Les Pays-Bas entretiennent une politique de tolérance vis-à-vis de certaines drogues comme le cannabis. Pour ce qui est des psychédéliques, les truffes à psilocybine – la partie souterraine du champignon, aussi connue sous le nom de sclérote – sont autorisées à la possession, à la vente et à la consommation sur le territoire néerlandais, à l’inverse des champignons hallucinogène frais rendus illégaux en 2008. Bien qu’aucune thérapie psychédélique ne soit aujourd’hui possible aux Pays-Bas, le parlement européen a alloué 6,5 millions d’euros au projet PsyPal en avril 2024. Porté par l’Université de Groningen, ce projet a pour but d’évaluer si la psilocybine peut aider à soulager la détresse existentielle chez les patients souffrant de maladie pulmonaire obstructive chronique (MPOC), de sclérose en plaques (SEP), de sclérose latérale amyotrophique (SLA) ou de maladie de Parkinson (APD).  Le cancer est exclu de cet essai clinique. 

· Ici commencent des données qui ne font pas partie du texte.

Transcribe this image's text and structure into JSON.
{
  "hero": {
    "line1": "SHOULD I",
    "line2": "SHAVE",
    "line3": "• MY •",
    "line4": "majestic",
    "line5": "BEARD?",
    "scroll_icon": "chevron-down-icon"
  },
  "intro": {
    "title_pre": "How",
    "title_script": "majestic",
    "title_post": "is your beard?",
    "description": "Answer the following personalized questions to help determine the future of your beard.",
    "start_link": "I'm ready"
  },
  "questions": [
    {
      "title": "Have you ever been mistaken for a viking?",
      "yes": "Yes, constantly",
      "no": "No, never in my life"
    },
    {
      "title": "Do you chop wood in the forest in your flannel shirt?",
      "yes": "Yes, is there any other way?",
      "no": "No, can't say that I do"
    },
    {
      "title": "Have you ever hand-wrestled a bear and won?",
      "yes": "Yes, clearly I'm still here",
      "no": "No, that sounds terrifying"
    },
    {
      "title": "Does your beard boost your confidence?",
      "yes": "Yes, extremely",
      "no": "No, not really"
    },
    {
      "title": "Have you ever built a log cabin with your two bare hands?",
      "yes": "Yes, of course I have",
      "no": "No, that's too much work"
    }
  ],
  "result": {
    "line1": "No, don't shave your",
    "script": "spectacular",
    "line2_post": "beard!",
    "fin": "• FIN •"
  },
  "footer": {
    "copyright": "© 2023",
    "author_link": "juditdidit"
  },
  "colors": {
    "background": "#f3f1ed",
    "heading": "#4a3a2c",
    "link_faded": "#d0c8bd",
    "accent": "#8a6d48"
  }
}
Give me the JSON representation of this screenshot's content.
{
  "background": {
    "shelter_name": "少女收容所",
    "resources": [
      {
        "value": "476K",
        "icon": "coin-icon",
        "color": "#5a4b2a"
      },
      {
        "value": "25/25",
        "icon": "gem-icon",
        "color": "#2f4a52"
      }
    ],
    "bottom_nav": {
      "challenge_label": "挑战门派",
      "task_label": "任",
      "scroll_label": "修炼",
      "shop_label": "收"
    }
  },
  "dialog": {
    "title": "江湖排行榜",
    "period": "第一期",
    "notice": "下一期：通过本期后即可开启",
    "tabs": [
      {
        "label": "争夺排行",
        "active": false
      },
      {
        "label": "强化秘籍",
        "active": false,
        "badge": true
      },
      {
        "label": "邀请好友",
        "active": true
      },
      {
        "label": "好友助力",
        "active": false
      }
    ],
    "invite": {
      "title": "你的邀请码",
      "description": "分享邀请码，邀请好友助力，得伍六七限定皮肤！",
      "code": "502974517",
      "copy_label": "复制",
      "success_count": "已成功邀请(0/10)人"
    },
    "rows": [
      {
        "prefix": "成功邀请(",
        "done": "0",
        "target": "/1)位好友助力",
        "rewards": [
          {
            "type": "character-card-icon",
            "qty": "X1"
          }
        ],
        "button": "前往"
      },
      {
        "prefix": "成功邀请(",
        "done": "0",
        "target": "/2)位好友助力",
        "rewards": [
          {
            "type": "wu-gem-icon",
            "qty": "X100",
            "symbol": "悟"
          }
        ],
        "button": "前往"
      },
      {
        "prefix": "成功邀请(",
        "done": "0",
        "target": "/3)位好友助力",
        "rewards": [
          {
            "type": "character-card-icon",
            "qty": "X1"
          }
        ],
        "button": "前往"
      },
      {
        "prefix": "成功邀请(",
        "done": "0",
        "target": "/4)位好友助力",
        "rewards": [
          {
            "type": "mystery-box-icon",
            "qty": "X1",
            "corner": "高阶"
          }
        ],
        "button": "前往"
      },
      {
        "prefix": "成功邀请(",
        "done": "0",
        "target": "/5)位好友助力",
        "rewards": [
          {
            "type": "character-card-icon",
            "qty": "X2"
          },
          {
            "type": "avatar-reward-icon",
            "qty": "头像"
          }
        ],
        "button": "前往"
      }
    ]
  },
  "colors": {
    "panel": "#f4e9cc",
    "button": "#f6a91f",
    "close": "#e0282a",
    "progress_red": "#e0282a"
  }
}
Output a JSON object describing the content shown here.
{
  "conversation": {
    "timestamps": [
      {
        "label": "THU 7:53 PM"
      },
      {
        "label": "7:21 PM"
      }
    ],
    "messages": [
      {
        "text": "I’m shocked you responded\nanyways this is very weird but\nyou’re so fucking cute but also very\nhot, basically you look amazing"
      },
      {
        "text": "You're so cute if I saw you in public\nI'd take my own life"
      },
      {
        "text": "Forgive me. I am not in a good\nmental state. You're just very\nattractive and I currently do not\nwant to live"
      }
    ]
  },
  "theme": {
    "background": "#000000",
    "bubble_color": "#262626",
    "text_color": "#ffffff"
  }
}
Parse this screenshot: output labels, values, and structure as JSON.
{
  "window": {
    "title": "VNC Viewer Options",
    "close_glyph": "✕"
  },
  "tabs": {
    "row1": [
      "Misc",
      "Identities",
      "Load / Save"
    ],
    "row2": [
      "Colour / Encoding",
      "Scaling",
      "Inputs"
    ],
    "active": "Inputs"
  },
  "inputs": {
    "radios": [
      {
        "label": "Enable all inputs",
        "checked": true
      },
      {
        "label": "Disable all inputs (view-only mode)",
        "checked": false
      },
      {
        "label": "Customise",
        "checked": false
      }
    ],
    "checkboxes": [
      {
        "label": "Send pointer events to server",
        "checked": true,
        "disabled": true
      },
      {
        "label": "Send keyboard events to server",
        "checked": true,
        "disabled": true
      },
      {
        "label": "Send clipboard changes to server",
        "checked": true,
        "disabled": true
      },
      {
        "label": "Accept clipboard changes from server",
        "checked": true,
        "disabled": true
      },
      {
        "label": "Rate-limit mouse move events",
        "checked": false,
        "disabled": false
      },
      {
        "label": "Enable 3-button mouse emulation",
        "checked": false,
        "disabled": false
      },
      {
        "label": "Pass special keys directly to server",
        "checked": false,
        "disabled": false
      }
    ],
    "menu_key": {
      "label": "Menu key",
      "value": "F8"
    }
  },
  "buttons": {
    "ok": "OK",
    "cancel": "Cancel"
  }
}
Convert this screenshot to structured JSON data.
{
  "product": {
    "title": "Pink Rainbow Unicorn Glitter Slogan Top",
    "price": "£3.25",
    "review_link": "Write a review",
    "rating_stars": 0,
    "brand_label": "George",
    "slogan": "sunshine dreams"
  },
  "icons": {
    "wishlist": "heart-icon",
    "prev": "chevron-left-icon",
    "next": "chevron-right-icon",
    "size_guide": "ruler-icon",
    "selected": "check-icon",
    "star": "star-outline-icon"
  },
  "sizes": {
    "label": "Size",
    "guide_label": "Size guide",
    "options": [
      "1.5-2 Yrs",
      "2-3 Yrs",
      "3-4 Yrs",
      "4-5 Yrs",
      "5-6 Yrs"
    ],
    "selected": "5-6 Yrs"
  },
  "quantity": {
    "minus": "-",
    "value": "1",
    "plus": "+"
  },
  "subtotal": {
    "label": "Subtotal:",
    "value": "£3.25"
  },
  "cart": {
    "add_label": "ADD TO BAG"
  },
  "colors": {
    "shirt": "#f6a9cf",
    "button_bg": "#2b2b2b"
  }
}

En Allemagne, la recherche clinique avance 

L’étude clinique allemande EPIsoDE, lancée en 2021 par l’institut central pour la santé mentale de Mannheim et l’hôpital de la Charité de Berlin, vient tout juste de se terminer. Cette étude, soutenue par la MIND Foundation, avait pour but d’étudier l’efficacité et l’innocuité de la thérapie à la psilocybine chez les patients souffrant de dépression résistante au traitement. Lors de son enquête sur scène « Un dernier trip : les pychédéliques et la fin de vie », Mélissande Bry a reçu Michel Koslowski, un des psychiatres participant à cette étude en tant que thérapeute formé à l’accompagnement d’états altérés de conscience. 

En France, un retour d’intérêt 

Pionnière dans l’étude de la psilocybine dans les années 1950-1960, la France a rapidement tourné le dos aux psychédéliques et mène aujourd’hui une des politiques les plus répressives d’Europe en matière de drogue. Depuis quelques années, le travail acharné de chercheurs et chercheuses porte ses fruits. Le premier essai clinique français avec la psilocybine, piloté par la psychiatre Amandine Luquiens, a été lancé en février 2024 au service d’addictologie du CHU de Nîmes. En France, un réseau de professionnels de santé s’organise désormais pour soutenir ces recherches.